Google has removed hundreds of applications from its Google Play store after discovering that they have a software component that collects data covertly.
Measurement Systems S. de R.L., the Panamanian business that produced the malware, is connected to a Virginia defense contractor that offers cyber-intelligence, network protection, and intelligence-intercept operations for U.S. national-security organizations through corporate documents and online registrations.
The researchers who unearthed the code’s actions while auditing Android apps for security flaws found it inside numerous Muslim prayer apps with over 10 million downloads.
Developers were paid off
It was also present in a highway-speed-trap detection app, a QR-code reading app, and several other popular consumer apps. The researchers informed Google, a subsidiary of Alphabet Inc., federal privacy authorities, and The Wall Street Journal about their findings.

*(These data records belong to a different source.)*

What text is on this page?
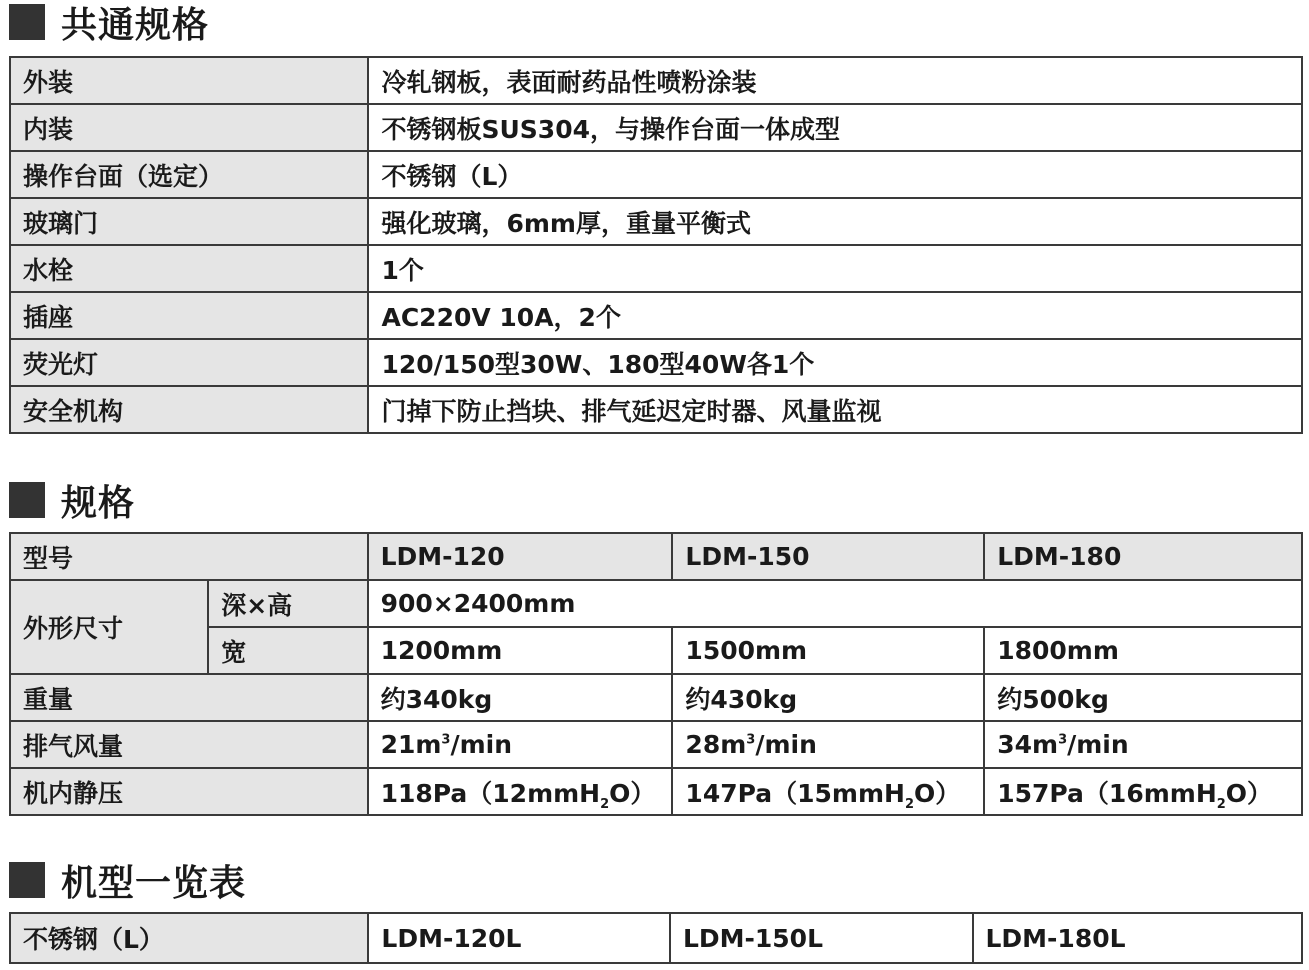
共通规格
外装	冷轧钢板，表面耐药品性喷粉涂装
内装	不锈钢板SUS304，与操作台面一体成型
操作台面（选定）	不锈钢（L）
玻璃门	强化玻璃，6mm厚，重量平衡式
水栓	1个
插座	AC220V 10A，2个
荧光灯	120/150型30W、180型40W各1个
安全机构	门掉下防止挡块、排气延迟定时器、风量监视
规格
型号		LDM-120	LDM-150	LDM-180
外形尺寸	深×高	900×2400mm		
	宽	1200mm	1500mm	1800mm
重量		约340kg	约430kg	约500kg
排气风量		$21m^3/\min$	$28m^3/\min$	$34m^3/\min$
机内静压		118Pa（12mmH$_2$O）	147Pa（15mmH$_2$O）	157Pa（16mmH$_2$O）
机型一览表
不锈钢（L）	LDM-120L	LDM-150L	LDM-180L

Developers worldwide were paid by Measurement Systems to put its code, a software development kit, or SDK, into their apps. According to Serge Egelman, a researcher at the International Computer Science Institute at the University of California, Berkeley, and Joel Reardon of the University of Calgary, its existence allowed the Panamanian firm to secretly collect data from its consumers.
This is malware
Modern apps frequently contain SDKs from unknown organizations like Measurement Systems, which are not audited or well understood by most developers, according to Mr. Egelman. App developers are typically enticed to include them since they provide a steady source of revenue and precise information on their targeted users.
Mr. Egelman stated that this incident emphasizes the significance of not accepting candy from strangers.
The men, who also co-founded AppCensus, a business that investigates the security and privacy of mobile applications, believe the program is the most privacy-invading SDK they’ve encountered in their six years of research. Mr. Egelman stated that it should, without a doubt, be described as malware.